Navy Flies Truly Green Hornet on Biofuel

John Davis

UPDATE: Please note that it was brought to our attention that we misidentified the biomass-based biofuel being used in this test. This version of the story has been corrected. We apologize for any confusion.

It’s known as the Hornet, but a U.S. Navy F/A-18 can truly add the term green to its moniker after flying the war bird on a 50-50 mix of biofuel and conventional petroleum-based jet fuel.
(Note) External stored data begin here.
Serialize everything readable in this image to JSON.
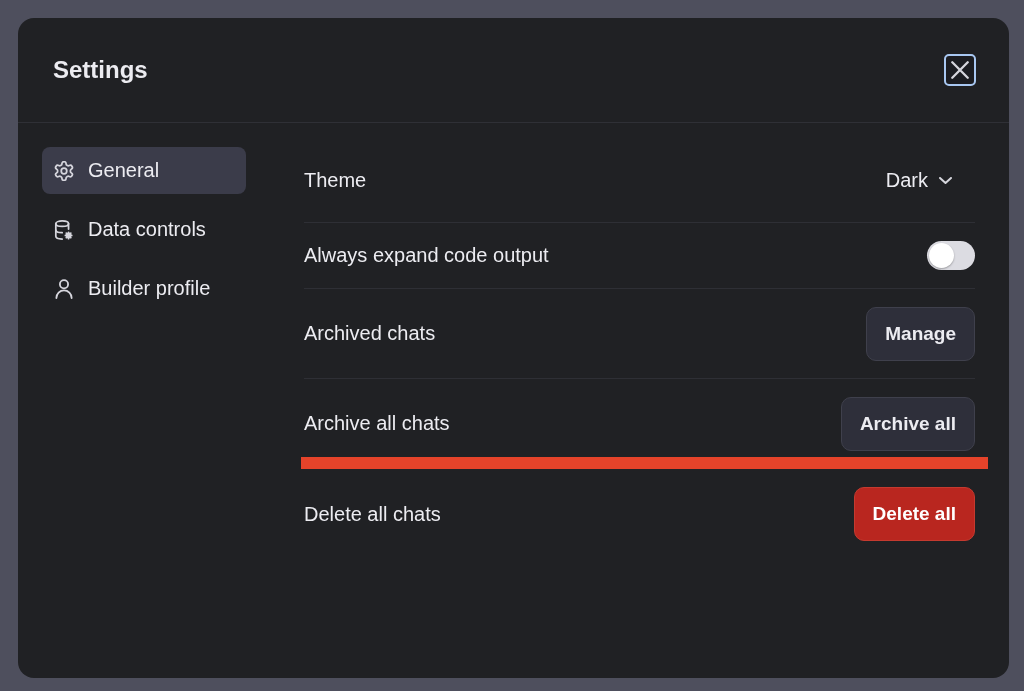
{
  "dialog": {
    "title": "Settings"
  },
  "sidebar": {
    "items": [
      {
        "label": "General",
        "selected": true
      },
      {
        "label": "Data controls",
        "selected": false
      },
      {
        "label": "Builder profile",
        "selected": false
      }
    ]
  },
  "rows": [
    {
      "kind": "select",
      "label": "Theme",
      "value": "Dark",
      "highlighted": false
    },
    {
      "kind": "toggle",
      "label": "Always expand code output",
      "on": false,
      "highlighted": false
    },
    {
      "kind": "button",
      "label": "Archived chats",
      "button": "Manage",
      "highlighted": false
    },
    {
      "kind": "button",
      "label": "Archive all chats",
      "button": "Archive all",
      "highlighted": true
    },
    {
      "kind": "danger_button",
      "label": "Delete all chats",
      "button": "Delete all",
      "highlighted": false
    }
  ]
}
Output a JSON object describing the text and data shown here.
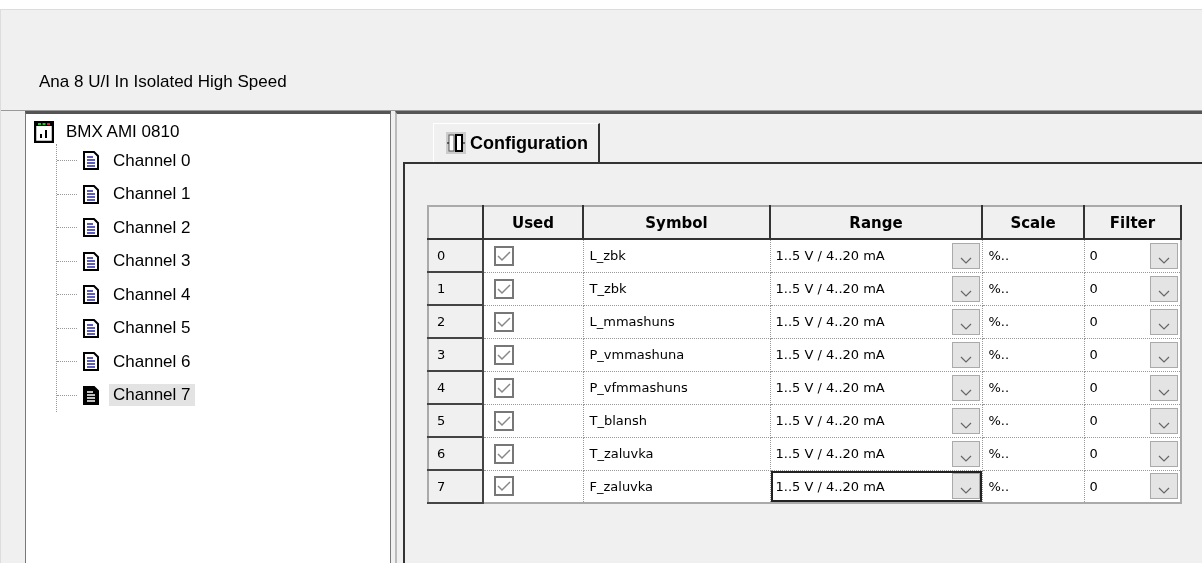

The Navy made the test flight, the first of its kind with the camelina-based biofuel, at the Naval Air Warfare Center in Patuxent River, Maryland, flying at more than the speed of sound. Montana-based Sustainable Oils, the maker of the camelina biofuels, says the flight marks an important milestone in the use of biofuels in military aircraft:

“The success of the Navy’s Earth Day flight again demonstrates that camelina-based jet fuel meets the quality and performance requirements that these aircraft demand,” said Tom Todaro, CEO of Sustainable Oils. “We look forward to continuing to work with the U.S. military, as well as commercial airlines, to provide the next generation of domestically-produced aviation biofuels that create revenue and jobs in rural areas, decrease greenhouse gas emissions, and reduce our nation’s dependence on foreign energy sources.”

According to the U.S. Navy, the Green Hornet performed as engineers expected, successfully completing all aspects of the test flight. Yesterday’s flight won the praise of Secretary of the Navy Ray Mabus, who has provided ongoing leadership in the Navy’s focus on renewable energy and attended the test flight.

“The alternative fuels test program is a significant milestone in the certification and ultimate operational use of biofuels by the Navy and Marine Corps,” said Secretary of the Navy Mabus. “It’s important to emphasize, especially on Earth Day, the Navy’s commitment to reducing dependence on foreign oil as well as safeguarding our environment. Our Navy, alongside industry, the other services and federal agency partners, will continue to be an early adopter of alternative energy sources.”

As you might remember from my post on March 25, the U.S. Air Force flew an A-10 Warthog on a biofuel provided by Sustainable Oils last month.